Tax in Ottoman Empire

Ashar (Modern Turkish: Öşür or Aşar) was a tax in the Ottoman Empire, based on the traditional practice of muqasama (which means "sharing"), a traditional tithe in the Fertile Crescent. It was abolished on 17 February 1925 in Turkey the successor of the Ottoman Empire.

Much of the Ottoman empire's tax system was inherited from earlier practices in each territory that it conquered. Muqasama had been common practice in the Mamluk empire, and much of the Middle East, even before the spread of Islam; a similar system had been used in Sassanid Persia. Muqasama was a tax directly applied to agricultural output, taking a proportion which varied between areas and between producers. These discriminatory rates caused inefficiencies; as farmers reacted to locally varying taxes on different farm products, this increased variations in agricultural output between areas, or even between villages. Farms subject to the highest taxes switched to alternative crops.

Under Ottoman rule, muqasama became known as Ashar. The name means "a tenth", although the exact proportion might vary - and it was a tithe taken from all agricultural produce. Ashar was an important source of revenue in the early Ottoman empire, as it had been for the Abbasids. Ashar was typically paid annually, to the timar holder. early forms of öşür were enforced in transit, with watchtowers on transport routes, and checkpoints at bottleneck locations such as bridges and passes.

One preserved tax-code document from Mosul in the 1540s specifies öşür shares ranging from one fifth to one sixth to a tenth, depending on the crop - more lucrative crops were subject to a larger tithe.
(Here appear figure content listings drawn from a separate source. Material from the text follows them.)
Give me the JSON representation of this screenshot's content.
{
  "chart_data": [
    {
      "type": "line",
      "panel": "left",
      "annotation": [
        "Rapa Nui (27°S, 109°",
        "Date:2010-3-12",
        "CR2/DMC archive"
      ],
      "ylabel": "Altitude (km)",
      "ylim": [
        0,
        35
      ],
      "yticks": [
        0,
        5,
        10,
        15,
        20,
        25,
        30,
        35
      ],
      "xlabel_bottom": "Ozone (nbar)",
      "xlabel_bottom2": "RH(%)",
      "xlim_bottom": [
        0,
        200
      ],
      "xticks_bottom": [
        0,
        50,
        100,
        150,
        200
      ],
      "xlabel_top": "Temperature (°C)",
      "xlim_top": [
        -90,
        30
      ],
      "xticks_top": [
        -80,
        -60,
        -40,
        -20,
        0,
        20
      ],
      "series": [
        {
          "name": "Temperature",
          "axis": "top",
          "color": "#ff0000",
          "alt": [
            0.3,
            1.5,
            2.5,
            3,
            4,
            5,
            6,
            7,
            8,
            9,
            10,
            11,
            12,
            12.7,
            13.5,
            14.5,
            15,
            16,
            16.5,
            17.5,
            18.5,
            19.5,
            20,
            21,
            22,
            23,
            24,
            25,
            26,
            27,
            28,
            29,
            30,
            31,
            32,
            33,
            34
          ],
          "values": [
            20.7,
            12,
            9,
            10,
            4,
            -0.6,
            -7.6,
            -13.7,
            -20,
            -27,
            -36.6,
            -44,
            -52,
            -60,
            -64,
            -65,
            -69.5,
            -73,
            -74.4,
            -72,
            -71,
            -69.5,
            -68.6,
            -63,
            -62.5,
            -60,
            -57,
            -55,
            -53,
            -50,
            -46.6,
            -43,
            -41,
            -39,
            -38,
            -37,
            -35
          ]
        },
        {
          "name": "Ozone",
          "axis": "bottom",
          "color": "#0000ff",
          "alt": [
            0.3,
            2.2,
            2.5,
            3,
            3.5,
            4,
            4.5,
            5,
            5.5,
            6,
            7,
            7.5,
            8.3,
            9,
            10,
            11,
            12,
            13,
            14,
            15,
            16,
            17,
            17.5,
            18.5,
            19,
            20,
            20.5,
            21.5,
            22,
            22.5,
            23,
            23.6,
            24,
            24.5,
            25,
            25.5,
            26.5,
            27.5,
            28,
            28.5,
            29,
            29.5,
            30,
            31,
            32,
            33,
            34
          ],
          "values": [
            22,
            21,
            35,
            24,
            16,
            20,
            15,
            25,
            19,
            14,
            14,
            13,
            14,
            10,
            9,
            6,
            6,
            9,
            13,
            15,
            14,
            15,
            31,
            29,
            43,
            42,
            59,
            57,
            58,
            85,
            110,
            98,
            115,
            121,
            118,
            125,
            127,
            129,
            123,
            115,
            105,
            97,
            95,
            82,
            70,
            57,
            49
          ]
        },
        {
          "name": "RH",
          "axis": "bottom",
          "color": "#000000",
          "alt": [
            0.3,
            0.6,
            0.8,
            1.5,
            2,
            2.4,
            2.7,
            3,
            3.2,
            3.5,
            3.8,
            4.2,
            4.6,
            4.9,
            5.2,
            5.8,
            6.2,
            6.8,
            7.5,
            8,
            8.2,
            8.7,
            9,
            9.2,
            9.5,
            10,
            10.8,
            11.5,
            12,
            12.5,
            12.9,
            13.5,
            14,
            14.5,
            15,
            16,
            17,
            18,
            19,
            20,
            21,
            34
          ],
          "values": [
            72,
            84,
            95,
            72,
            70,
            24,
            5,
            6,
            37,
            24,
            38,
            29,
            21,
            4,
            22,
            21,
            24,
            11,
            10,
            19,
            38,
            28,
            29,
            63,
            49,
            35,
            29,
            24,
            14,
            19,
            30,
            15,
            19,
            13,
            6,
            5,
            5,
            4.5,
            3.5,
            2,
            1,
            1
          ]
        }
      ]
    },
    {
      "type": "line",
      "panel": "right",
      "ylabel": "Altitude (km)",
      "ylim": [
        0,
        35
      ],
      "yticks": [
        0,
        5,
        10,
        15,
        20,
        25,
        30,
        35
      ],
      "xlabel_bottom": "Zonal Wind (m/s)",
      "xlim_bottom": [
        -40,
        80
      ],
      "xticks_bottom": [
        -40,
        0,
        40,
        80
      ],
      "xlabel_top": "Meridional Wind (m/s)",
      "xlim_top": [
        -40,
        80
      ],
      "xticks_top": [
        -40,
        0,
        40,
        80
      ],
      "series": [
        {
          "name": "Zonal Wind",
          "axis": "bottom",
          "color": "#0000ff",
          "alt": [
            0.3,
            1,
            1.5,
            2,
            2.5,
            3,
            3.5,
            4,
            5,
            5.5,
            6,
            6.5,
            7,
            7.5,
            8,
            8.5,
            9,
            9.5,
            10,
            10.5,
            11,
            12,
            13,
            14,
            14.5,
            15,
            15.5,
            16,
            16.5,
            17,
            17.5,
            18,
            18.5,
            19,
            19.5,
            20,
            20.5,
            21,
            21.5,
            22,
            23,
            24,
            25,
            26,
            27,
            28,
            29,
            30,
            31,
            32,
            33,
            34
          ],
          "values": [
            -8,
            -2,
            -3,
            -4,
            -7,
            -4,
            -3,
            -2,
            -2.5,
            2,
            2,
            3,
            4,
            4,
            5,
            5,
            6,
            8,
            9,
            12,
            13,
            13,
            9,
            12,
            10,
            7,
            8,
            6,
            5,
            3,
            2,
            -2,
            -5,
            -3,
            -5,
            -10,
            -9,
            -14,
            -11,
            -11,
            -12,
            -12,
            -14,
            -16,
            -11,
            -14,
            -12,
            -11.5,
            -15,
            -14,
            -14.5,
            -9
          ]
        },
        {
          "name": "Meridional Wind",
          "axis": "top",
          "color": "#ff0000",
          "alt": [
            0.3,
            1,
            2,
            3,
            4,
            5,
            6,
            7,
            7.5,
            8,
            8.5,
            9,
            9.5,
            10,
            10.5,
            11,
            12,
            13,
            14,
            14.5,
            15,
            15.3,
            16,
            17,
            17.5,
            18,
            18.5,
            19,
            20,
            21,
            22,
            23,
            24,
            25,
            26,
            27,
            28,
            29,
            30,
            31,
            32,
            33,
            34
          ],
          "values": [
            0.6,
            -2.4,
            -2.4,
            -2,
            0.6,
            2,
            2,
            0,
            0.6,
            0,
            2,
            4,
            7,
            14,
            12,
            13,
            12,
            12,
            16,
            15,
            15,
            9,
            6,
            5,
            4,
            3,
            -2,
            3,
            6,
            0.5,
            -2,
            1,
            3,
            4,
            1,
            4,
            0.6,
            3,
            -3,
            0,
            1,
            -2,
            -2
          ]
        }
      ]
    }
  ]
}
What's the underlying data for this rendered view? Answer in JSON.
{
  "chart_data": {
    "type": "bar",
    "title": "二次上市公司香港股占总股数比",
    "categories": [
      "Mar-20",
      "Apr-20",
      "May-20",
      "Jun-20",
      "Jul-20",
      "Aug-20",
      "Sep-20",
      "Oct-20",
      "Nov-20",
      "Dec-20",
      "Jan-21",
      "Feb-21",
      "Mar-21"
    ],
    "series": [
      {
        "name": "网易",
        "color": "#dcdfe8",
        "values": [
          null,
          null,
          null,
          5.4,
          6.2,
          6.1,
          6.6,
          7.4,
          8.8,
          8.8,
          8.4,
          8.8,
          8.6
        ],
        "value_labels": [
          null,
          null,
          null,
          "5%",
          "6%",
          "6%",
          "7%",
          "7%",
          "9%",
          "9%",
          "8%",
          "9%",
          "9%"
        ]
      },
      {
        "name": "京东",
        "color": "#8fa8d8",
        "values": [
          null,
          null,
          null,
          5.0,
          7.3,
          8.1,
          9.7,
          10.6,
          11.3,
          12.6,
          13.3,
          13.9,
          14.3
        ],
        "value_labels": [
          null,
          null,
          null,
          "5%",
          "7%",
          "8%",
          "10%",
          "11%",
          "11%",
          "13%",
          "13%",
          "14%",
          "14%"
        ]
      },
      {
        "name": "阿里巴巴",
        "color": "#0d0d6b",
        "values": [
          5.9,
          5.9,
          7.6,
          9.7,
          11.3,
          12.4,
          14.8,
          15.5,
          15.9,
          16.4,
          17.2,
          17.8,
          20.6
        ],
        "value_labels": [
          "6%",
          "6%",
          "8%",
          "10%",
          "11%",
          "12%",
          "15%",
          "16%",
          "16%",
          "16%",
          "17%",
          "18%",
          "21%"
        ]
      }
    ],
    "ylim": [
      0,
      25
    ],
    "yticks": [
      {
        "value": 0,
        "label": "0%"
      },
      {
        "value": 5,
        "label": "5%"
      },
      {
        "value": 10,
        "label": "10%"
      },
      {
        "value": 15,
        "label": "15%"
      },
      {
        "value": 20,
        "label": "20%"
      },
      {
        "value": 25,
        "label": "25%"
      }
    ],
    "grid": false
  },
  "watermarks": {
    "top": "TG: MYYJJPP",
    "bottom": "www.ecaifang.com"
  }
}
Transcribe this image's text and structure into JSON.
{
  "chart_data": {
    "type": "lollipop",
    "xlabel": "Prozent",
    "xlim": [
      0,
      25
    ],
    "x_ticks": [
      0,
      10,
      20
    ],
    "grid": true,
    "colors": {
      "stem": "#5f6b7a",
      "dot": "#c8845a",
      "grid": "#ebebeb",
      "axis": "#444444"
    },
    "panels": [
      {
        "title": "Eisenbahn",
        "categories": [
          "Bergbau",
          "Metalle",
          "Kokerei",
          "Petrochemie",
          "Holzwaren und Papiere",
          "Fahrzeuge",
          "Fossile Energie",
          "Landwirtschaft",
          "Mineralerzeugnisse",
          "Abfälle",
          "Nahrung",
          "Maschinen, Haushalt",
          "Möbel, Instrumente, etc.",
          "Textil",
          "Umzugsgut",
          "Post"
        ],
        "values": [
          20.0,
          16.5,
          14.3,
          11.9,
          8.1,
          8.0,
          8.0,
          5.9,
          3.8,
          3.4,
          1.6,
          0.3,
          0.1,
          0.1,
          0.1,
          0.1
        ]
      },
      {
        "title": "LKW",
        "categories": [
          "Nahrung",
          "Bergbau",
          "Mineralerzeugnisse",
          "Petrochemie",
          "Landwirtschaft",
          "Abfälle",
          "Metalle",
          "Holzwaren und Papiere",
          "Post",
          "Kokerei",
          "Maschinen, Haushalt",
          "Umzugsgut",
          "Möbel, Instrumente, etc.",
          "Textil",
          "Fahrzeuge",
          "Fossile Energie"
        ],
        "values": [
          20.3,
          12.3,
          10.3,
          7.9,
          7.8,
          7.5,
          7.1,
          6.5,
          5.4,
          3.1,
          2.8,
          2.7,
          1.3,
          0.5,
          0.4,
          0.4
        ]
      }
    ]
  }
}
There was very wide variation between different regions, and the tithe was extended to cotton, fish, honey, and silk as well as the usual fruit and vegetables.

Ashar was primarily collected in the Ottoman Empire's Middle Eastern territories; different tax structures were inherited in other parts of the empire, particularly in Europe. Taxation evolved over time, moving from tithes and other taxes-in-kind towards a more centralised system of taxation in cash; hence öşür was mostly superseded by taxes like avariz. However, a later form of tithe on farming, called, asar, was reintroduced during the tanzimat reforms.